The waitstaff are top notch, well informed about the foods' flavors, ingredients, origins, etc. To say knowledgeable is a disservice, passionate is more accurate. To have every single server able to articulately describe the subtle differences between two sheep cheeses is something incredible. The speed and attentiveness of the service is likewise flawless, with servers always near at hand but never hovering. Even on the most busy nights I've never felt any pressure to leave.
My only complaint about the whole enterprise is the beer selection. Their wine selection is extensive and varied, but the beers--while great--are only three, and often seem to not even cover the variety that a trio could.
Excellent and well priced. – I went with a friend around 9pm on a Saturday night so it took an hour before we were seated.

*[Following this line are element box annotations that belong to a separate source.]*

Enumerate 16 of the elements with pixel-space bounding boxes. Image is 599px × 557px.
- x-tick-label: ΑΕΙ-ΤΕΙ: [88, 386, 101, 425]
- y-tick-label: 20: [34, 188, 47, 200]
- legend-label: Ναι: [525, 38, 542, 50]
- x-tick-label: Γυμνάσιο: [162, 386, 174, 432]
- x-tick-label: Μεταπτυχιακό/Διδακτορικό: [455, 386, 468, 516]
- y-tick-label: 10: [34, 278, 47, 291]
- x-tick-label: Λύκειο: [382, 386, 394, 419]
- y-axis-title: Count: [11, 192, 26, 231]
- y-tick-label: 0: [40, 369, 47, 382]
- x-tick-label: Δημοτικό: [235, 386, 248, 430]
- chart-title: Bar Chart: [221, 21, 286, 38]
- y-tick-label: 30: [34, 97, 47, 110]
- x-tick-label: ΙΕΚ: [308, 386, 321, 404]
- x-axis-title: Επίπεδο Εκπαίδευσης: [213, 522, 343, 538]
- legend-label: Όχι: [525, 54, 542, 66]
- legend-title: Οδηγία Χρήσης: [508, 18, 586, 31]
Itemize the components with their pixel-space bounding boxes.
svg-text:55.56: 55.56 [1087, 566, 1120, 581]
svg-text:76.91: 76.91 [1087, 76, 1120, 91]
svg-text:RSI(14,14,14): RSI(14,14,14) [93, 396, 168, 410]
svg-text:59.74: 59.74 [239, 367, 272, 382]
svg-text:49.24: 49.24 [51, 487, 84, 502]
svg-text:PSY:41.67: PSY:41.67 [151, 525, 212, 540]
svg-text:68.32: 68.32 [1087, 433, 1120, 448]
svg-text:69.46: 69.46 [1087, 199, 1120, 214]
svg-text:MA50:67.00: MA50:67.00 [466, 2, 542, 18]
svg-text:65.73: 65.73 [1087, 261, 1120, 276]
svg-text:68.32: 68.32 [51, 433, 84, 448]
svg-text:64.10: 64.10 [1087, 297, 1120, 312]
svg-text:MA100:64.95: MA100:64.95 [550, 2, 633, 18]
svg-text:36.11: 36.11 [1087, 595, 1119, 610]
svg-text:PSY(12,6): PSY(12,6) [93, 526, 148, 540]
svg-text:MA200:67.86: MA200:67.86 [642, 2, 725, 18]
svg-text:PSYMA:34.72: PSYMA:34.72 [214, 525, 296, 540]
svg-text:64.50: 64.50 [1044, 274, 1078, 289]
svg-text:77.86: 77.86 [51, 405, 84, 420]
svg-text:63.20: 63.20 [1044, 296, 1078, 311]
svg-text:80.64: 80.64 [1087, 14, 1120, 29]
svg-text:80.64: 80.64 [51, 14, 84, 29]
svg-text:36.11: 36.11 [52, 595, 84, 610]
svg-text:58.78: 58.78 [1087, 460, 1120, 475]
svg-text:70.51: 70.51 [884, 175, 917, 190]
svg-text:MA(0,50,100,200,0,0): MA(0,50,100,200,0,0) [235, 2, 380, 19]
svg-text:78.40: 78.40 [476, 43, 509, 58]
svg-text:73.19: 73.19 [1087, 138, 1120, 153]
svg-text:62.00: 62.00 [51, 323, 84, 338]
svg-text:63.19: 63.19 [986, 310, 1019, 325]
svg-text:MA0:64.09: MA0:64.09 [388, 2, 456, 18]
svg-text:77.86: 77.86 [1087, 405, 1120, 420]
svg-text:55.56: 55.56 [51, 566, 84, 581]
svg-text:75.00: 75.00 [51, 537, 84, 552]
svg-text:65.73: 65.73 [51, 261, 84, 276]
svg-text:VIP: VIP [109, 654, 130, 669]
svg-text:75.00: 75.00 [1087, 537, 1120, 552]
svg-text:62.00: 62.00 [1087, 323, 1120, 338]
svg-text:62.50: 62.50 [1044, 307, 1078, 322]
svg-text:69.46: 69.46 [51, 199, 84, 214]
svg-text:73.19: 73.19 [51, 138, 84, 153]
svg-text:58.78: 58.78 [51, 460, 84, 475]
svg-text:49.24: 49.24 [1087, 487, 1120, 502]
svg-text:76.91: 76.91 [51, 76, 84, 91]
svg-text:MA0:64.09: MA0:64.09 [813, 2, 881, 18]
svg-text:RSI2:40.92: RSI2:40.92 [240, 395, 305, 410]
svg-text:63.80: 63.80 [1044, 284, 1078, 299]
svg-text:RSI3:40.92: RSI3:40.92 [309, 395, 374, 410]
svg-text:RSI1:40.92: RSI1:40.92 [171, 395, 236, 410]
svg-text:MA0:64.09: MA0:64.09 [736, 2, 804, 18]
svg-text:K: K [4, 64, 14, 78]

However the food was well worth the wait. Everything we ordered was absolutely delicious. Oysters, chicken liver pate, potato tartine, and steamed mussels were prepared so well. I walked out extremely happy and plan to go again soon.
Great oysters, romance, atmosphere – This is a lovely and romantic place. Never had a bad meal here. The oyster are great. The only complaint I have is the occasional arrival of snooty, poofy, stagnant types who think they are in some posh palace and make demands and complaints that go beyond the reach of this lowkey, affordable place.
Customer Service 101 – Should you want to ruin any evening out (e.g. a date, a meal with family or friends), then look no further than Marlow & Sons or its sister restaurant Diner. Both are staffed by a wait staff so smug and rude that they can actually turn a decently cooked meal, which both restaurants serve, into an unpleasant dining experience. With the exception of a few green servers, the regulars are too jaded and way too hip to provide worthwhile customer service. To them, restaurant work is a delicately and finely cooked combination of snobbery and flat-out insulting behavior. On one occasion, a dapper host at Diner hardly took notice of us when we arrived. Instead of greeting us, showing us to a table, and providing us with menusa norm for any restauranthe preferred to chat at length with the bartender. On another occasion, a haughty and airhead like host at Marlow & Sons could not be bothered to seat us. We sat ourselves outside, and after clambering to order, settled down. It started raining and we moved inside but were told by the host in question that, even though we had ordered and even though we had arrived before other dinning parties waiting for tables, we would have to put our names on the list for the next available table. Whoever owns these sideshows ought to wise-up, restaurants in New York are a dime and dozen and customer service can make or break that dime.